Thankfully, the team at J Tricks (kudos fellas, thanks for the help!) sorted me out by suggesting the following:

issue in linkedIssuesInQuery(“status = Open and project in (XYZ, ABC)”, “is blocked by”)

This means that it does the search for issues linked by ‘is blocked by’ on ONLY those issues that match the first query – ‘status = Open and project in (XYZ, ABC)’. This is much faster and gave me the same results. Gold!

Next step, add this to a board. I chose a swimlane for this:
GreenHopper kanban board with swimlane to highlight epics/goals that are blocked

And voila, we can visualise epics across the company and highlight the blockers. You can even turn this into a nifty JIRA Wallboard and put on a TV next to the management team.

Cycle Time

Cycle time is the amount of time that an issue spends in progress – in this case the amount of time that an epic takes to be completed from when we start working on it.
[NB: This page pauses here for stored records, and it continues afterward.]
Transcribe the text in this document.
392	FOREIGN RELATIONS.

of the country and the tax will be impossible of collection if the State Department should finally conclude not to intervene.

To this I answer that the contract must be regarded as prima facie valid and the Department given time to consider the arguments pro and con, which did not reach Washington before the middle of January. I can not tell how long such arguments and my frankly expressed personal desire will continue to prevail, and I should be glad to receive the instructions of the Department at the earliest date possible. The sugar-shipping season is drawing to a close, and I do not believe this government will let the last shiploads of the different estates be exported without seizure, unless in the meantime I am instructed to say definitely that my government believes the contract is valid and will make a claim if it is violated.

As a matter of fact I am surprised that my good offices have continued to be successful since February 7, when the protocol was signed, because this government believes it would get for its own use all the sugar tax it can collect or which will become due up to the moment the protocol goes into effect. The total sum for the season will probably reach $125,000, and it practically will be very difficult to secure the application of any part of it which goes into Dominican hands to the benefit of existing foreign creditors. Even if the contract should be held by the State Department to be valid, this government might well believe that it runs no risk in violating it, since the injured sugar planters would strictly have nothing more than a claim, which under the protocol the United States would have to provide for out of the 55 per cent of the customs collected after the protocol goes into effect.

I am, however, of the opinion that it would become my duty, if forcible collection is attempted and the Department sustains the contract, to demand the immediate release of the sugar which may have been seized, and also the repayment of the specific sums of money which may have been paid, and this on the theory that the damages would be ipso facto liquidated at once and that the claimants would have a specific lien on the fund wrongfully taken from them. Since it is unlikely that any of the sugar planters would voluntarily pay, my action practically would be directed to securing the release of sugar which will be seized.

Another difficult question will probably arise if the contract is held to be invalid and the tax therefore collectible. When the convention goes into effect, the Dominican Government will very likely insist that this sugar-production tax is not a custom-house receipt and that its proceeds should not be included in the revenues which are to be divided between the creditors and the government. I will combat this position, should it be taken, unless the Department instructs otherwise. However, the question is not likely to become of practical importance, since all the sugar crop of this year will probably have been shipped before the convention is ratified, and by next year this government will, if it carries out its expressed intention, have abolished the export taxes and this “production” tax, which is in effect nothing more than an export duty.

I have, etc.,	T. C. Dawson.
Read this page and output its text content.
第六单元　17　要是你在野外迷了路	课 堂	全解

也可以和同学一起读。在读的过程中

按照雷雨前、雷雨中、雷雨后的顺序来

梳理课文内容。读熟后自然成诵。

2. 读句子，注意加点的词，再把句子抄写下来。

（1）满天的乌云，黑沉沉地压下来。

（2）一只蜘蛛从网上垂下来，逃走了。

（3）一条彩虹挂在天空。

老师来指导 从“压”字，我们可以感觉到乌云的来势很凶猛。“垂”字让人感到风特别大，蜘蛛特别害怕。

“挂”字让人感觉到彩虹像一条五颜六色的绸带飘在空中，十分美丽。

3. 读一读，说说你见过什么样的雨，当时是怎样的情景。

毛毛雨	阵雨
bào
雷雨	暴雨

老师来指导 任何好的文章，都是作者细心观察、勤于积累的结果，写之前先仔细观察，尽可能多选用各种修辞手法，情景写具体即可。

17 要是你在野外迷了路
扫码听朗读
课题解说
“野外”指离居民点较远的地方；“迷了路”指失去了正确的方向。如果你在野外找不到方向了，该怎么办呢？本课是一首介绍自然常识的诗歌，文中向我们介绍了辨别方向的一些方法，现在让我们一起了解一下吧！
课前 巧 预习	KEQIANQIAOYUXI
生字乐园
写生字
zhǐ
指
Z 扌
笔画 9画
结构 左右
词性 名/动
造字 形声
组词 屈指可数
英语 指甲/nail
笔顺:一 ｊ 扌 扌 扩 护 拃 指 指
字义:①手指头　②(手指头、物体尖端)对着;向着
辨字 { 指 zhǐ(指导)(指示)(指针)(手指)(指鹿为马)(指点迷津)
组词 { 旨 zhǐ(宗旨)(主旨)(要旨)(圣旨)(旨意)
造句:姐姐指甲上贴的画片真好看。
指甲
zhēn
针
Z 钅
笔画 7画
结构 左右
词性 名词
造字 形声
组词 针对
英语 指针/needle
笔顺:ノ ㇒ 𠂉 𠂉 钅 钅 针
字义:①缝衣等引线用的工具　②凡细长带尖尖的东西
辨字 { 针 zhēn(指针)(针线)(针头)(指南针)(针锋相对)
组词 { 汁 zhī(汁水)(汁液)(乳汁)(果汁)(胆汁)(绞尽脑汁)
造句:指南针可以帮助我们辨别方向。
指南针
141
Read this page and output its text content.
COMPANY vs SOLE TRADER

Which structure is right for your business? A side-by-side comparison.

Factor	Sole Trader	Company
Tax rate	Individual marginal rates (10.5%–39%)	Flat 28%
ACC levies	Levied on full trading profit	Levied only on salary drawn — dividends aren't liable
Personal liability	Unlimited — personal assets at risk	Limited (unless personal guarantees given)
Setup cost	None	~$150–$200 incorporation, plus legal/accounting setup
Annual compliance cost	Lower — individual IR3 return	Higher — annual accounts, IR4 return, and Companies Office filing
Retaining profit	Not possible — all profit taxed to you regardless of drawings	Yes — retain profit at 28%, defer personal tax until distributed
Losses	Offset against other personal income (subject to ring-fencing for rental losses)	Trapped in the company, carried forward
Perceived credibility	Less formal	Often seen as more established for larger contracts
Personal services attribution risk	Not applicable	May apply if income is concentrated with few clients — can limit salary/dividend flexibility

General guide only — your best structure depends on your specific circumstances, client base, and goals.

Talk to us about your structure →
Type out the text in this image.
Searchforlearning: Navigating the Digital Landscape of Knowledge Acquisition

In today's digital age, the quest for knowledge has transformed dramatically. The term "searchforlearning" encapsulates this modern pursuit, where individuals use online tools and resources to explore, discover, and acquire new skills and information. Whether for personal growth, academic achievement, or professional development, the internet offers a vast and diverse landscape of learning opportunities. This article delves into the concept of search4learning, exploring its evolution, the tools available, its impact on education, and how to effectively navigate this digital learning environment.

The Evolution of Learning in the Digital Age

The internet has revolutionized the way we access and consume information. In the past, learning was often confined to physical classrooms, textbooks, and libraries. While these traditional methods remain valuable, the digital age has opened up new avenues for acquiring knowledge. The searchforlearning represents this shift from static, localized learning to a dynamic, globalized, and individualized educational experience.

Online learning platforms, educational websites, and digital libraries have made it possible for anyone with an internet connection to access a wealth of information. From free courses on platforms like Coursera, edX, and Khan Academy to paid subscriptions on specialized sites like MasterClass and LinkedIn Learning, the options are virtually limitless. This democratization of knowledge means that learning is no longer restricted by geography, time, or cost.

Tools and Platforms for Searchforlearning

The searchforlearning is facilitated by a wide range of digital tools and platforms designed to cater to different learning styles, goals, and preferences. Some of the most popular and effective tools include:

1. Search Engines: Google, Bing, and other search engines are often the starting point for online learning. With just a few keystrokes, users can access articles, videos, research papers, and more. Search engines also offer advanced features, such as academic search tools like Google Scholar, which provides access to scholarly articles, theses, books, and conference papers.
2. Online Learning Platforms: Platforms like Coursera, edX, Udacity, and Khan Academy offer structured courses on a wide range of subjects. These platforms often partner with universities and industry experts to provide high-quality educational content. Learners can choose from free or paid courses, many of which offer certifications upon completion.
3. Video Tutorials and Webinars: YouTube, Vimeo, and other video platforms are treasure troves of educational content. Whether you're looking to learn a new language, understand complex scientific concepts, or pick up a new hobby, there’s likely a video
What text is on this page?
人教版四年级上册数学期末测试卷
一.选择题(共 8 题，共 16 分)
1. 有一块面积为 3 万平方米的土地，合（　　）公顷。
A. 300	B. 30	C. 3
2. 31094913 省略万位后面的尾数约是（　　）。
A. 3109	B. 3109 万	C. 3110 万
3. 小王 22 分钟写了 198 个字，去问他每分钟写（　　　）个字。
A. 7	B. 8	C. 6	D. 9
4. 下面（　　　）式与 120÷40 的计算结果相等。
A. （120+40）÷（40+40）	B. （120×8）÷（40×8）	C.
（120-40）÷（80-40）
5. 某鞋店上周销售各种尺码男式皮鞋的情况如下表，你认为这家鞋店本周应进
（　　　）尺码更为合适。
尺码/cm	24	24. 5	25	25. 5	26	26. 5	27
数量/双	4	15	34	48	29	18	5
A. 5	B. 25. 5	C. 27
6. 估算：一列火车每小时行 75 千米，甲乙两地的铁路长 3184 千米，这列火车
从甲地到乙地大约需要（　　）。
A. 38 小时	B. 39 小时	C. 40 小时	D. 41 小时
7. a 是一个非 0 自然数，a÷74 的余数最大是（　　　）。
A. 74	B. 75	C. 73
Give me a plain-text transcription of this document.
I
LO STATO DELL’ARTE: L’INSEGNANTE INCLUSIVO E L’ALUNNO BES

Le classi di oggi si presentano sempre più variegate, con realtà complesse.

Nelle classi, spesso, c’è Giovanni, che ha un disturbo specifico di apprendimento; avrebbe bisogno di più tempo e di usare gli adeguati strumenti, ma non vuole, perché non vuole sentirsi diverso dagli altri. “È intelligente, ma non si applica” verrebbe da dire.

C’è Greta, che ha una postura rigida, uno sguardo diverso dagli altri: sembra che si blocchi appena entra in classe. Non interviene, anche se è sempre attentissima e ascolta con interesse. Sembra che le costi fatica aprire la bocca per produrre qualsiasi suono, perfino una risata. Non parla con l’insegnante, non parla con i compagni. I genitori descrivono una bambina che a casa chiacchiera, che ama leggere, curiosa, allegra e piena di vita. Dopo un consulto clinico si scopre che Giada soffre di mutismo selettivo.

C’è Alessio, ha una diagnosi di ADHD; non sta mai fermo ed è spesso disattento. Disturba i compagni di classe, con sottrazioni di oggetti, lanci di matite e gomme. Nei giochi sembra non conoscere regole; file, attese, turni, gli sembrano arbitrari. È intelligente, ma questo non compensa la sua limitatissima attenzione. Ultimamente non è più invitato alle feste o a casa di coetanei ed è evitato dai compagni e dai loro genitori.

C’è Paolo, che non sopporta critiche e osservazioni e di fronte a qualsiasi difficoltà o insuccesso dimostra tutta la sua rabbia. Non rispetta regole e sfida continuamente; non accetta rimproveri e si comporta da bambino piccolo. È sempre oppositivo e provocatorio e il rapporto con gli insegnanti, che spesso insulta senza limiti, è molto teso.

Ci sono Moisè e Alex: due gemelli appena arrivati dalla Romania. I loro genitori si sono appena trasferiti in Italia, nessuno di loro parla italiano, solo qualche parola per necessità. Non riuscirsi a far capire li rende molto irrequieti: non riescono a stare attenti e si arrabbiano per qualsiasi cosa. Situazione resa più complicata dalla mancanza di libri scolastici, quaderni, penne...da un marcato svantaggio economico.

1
You can use the Control Chart to visualise this, unfortunately I don’t have enough data around this yet. Stay tuned for an update in a quarters time.

Next Steps

I’m still trying to figure out if I need an In Progress column. Perhaps Epics are only in two states: To Do, and then Done. If you have any thoughts please share them in the comments below. Of course, to get the cycle time I may need to keep this and do something with the workflow in JIRA to push the Epic into In Progress when we start working on the first issue linked to that Epic… more on this in the future.

Finally next thing is highlighting the Epic Reports (another great feature that GreenHopper gives product owners, and which can help the management team). Here is an example from one of those epics on the board above:
GreenHopper Epic Report - Are we nearing completion of the teams quarterly goals?

Note: today you can only get to this report via the associated Scrum board as there is no Epic Report on the Kanban board. The GreenHopper Team has a story on their backlog that will make this easier – vote on that.

So, that’s one way of visualising epics and dependencies with JIRA and GreenHopper.

UPDATE: I’ve revised my approach and added new details, continue with part 2.

4 responses to Visualising Epics and Dependencies in JIRA with GreenHopper and JQL Tricks

  1. I’m a big fan of JQL Tricks but incredibly disappointed by the non-extensible way the GH team decided to support epics more natively.
    I’ve found the linkedIssuesOf query to be even more powerful b/c usually the information that the team is looking for is “show me all the external work that my work depends on” – since that’s the work that they’ll need to proactively engage other teams on. You can accomplish that with a JQL query similar to this one:
    and issueFunction in linkedIssuesOf(, “depends on”)
    I’d add a more concrete example if the commenting UI wouldn’t break once it exceeds ~10 lines of text 🙂

  2. Thank you for the write up, there are some good tips in this article!